Our belief is that the most important assets for opportunity are at the local level where people live. So we first and foremost try to find local partners. It includes both nonprofit and for-profit. It also includes non-government and government. We got to have all of them at the table.
Denver: Give us an example of one. As you said you’re in 31 urban centers around the country, not to mention the rural ones. But you’re in Buffalo and Flint, Duluth, and Chicago and Boston and Houston and Jacksonville and Indianapolis, and so on. Tell us how you go about this work as you’re entering into one of these communities… and where you invest… and the impact that you’ve been able to have.
Maurice: In general, the keys for us are fine, good, local partners. What I mean by local partners are developers who are interested in developing affordable housing in a community or workforce trainers who are interested in developing equipped talent in that particular community. So the first key is: you’ve got to build on the local assets, right? Our belief is that the most important assets for opportunity are at the local level where people live. So we first and foremost try to find local partners. It includes both nonprofit and for-profit. It also includes non-government and government. We’ve got to have all of them at the table. So that’s the first thing.
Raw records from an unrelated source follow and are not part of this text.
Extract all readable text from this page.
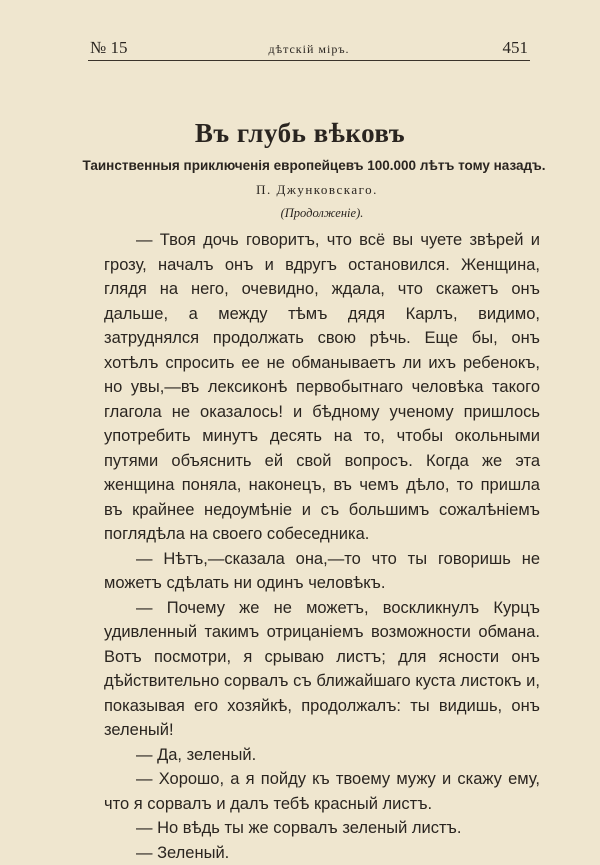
№ 15	дѣтскій міръ.	451
Въ глубь вѣковъ
Таинственныя приключенія европейцевъ 100.000 лѣтъ тому назадъ.
П. Джунковскаго.
(Продолженіе).

— Твоя дочь говоритъ, что всё вы чуете звѣрей и грозу, началъ онъ и вдругъ остановился. Женщина, глядя на него, очевидно, ждала, что скажетъ онъ дальше, а между тѣмъ дядя Карлъ, видимо, затруднялся продолжать свою рѣчь. Еще бы, онъ хотѣлъ спросить ее не обманываетъ ли ихъ ребенокъ, но увы,—въ лексиконѣ первобытнаго человѣка такого глагола не оказалось! и бѣдному ученому пришлось употребить минутъ десять на то, чтобы окольными путями объяснить ей свой вопросъ. Когда же эта женщина поняла, наконецъ, въ чемъ дѣло, то пришла въ крайнее недоумѣніе и съ большимъ сожалѣніемъ поглядѣла на своего собеседника.

— Нѣтъ,—сказала она,—то что ты говоришь не можетъ сдѣлать ни одинъ человѣкъ.

— Почему же не можетъ, воскликнулъ Курцъ удивленный такимъ отрицаніемъ возможности обмана. Вотъ посмотри, я срываю листъ; для ясности онъ дѣйствительно сорвалъ съ ближайшаго куста листокъ и, показывая его хозяйкѣ, продолжалъ: ты видишь, онъ зеленый!

— Да, зеленый.

— Хорошо, а я пойду къ твоему мужу и скажу ему, что я сорвалъ и далъ тебѣ красный листъ.

— Но вѣдь ты же сорвалъ зеленый листъ.

— Зеленый.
The second thing we do is we invest money and blood, sweat, tears, and time in building the capacity of those local partners. I mentioned those financial opportunity centers. What we do is find a local enterprise that’s already doing some elements of this and invest in their transforming into becoming a full-fledged financial opportunity center.
Denver: You do not recreate the wheel. You make the wheel better.
Maurice: We do not recreate. We make new stuff. We actually go in and help the assets that are there transform into becoming more effective, more impactful.
Denver: A very smart approach.
Maurice: The third thing we do is: we have to invest money. We are investing grants. We are investing loans. We are investing technical assistance. And we’re investing them in enterprises themselves, be it developers or businesses. We’re also investing in infrastructure. By infrastructure, I mean, it could be, if you’re talking about a commercial facility, building, helping people take buildings that have been offline, or dilapidated, and basically bringing them back to life, putting them back on the market, helping people restore streets. Rehabbing homes. So the infrastructure that you need.
In addition to that, what we end up doing is making sure we’re working to bring together on a high-functioning team.. all these players to get projects done. We are often herding cats, but it works. That sort of combination of investing, aggregating resources, being a backbone to help implement, investing in local capacity, it works. It’s a formula that works in urban areas, it’s a formula that works in rural areas.
You have to become a part of the place that you’re trying to be helpful to. You have to build relationships; you have to know the capacity; you have to know the weaknesses and the strengths; you have to own it. You have a stake in it.
Denver: The missing piece so often is that backbone function. Everybody wants to fund the program but nobody wants to fund the backbone, but the backbone’s what makes things work.